Something that people either don’t know or tend to forget is that Marco Rubio endorsed Mike Huckabee during the 2008 cycle.

“For those of us who consider ourselves to be Reagan conservatives, Mike Huckabee is our best chance to win the nomination,” Rubio told reporters in late 2007. “People are looking for genuineness and sincerity in politics. He has those qualities as well as the positive leadership skills needed to run our country.”

In fact, the two worked so much together, Huckabee credited Rubio with changing his mind on key policies related to Cuba. Specifically Huckabee had been for ending the embargo with the communist nation. But after spending time with Rubio in 2007, Huckabee changed his stance and refused to support ending the embargo without significant democratic reforms in Cuba.

At the time, Rubio was the Speaker of the Florida House of Representatives. He could have followed his mentor Jeb Bush’s lead and endorsed Mitt Romney, but he went with an unhinged biblical literalist and transparent huckster and con man instead. Even at the time, Rubio’s choice mystified a lot of people, but one of his advisors explained that raw ambition was behind it.

At the time, Rubio was on his way out of the speakership, and he was looking to have a greater presence on the national scene. He would get more of a return with Huckabee, more so than with Fred Thompson or Rudy Giuliani or Mitt Romney or John McCain.

“That was an endorsement really where they had nothing to lose, especially Marco,” the aide told The Daily Beast. “It was more of an introductory move to get his foot in the door. Back then Marco was really pitching his conservative values, and it mirrored where Huckabee was… It just elevated him a little bit, elevated himself on the national scene. If Huckabee had legs, [Rubio] would have had a pretty big presence.”
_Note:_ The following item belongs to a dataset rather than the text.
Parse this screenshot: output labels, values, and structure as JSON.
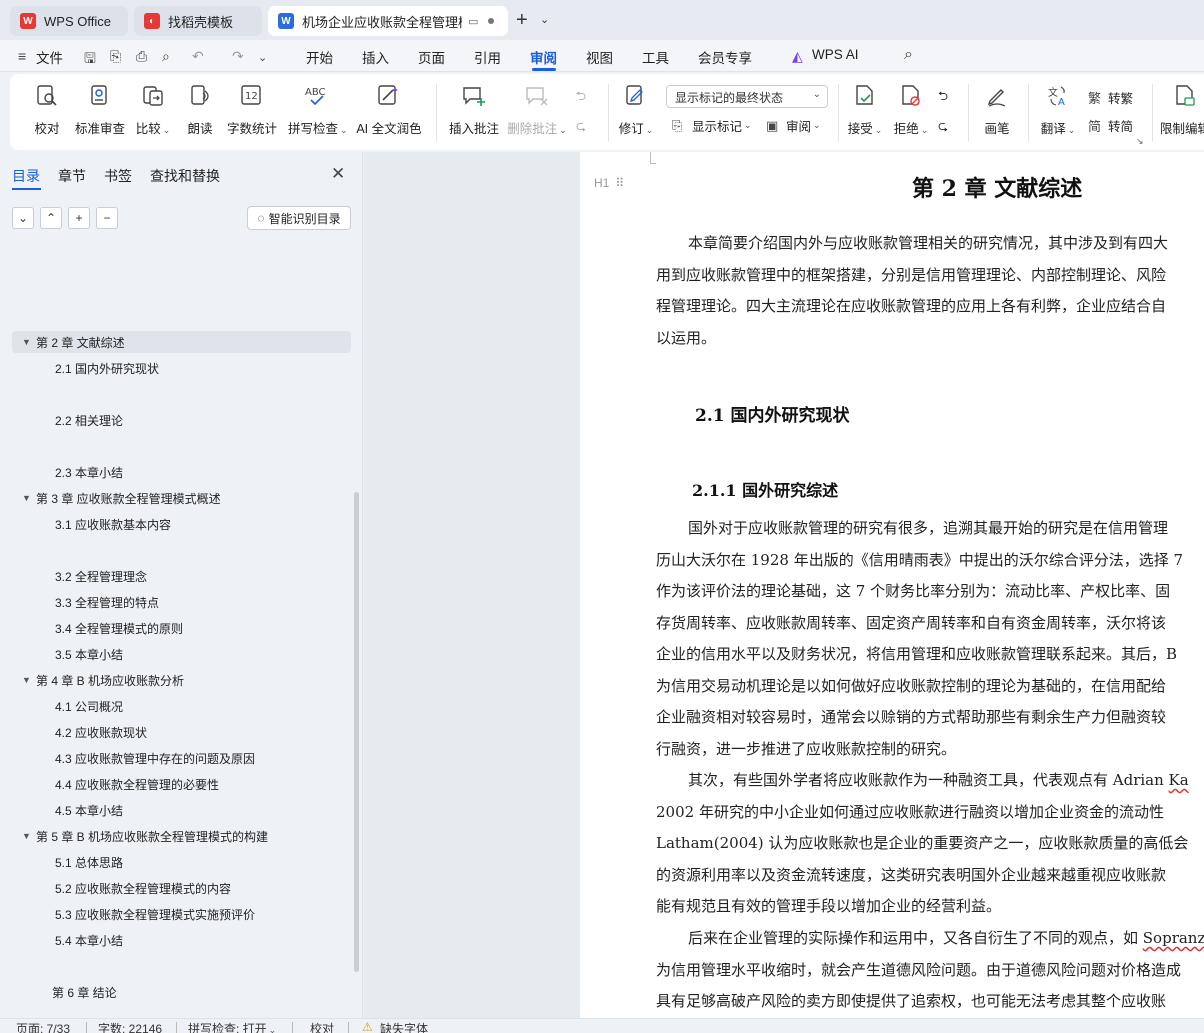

Maybe so, but Rubio said he went with Huckabee because he thought he was the strongest opponent of reproductive choice: “I want the Republican Party to be the party of life and family, and Mike Huckabee is the best candidate on those issues.”

In other words, Rubio wanted to cast himself as a politican evangelicals should rally behind. But if we flash-forward eight years, Huckabee is not inclined to return the favor. He says that he’ll probably support Trump if he isn’t successful in winning the nomination himself, and that’s remarkable because Trump is the worst poster boy for family values that the Republicans could choose. What Huckabee and Trump share isn’t a love for marital fidelity and conservative Christian values, but a gift for ripping people off. I guess grifters gotta stick together.

As for Marco Rubio, we keep hearing him characterized as “a target straddling the line between the conservative and establishment wings of the Republican Party.” And I guess that he should be given political credit for being able to create that impression.

Here’s the deal, though. Folks are looking at two things. First, they’re looking at the ascendancy of Donald Trump and Ted Cruz and casting around desperately for an alternative. Second, they’re looking at how bereft of juice and hope the Jeb! Bush campaign has become.

And they keep coming back to Marco Rubio as the guy who should be able to fill that void. That’s why his competitors are ganging up on him now and calling him weak and unreliable.

But I keep coming back to that Huckabee endorsement from late 2007.

Is that something a true “Establishment” candidate would do?

So, which is it?

Is Rubio a far-right candidate for biblical literalists or the safe establishment alternative to Trump and Cruz?

He’s tried to have it both ways, but his opponents are going to make him choose.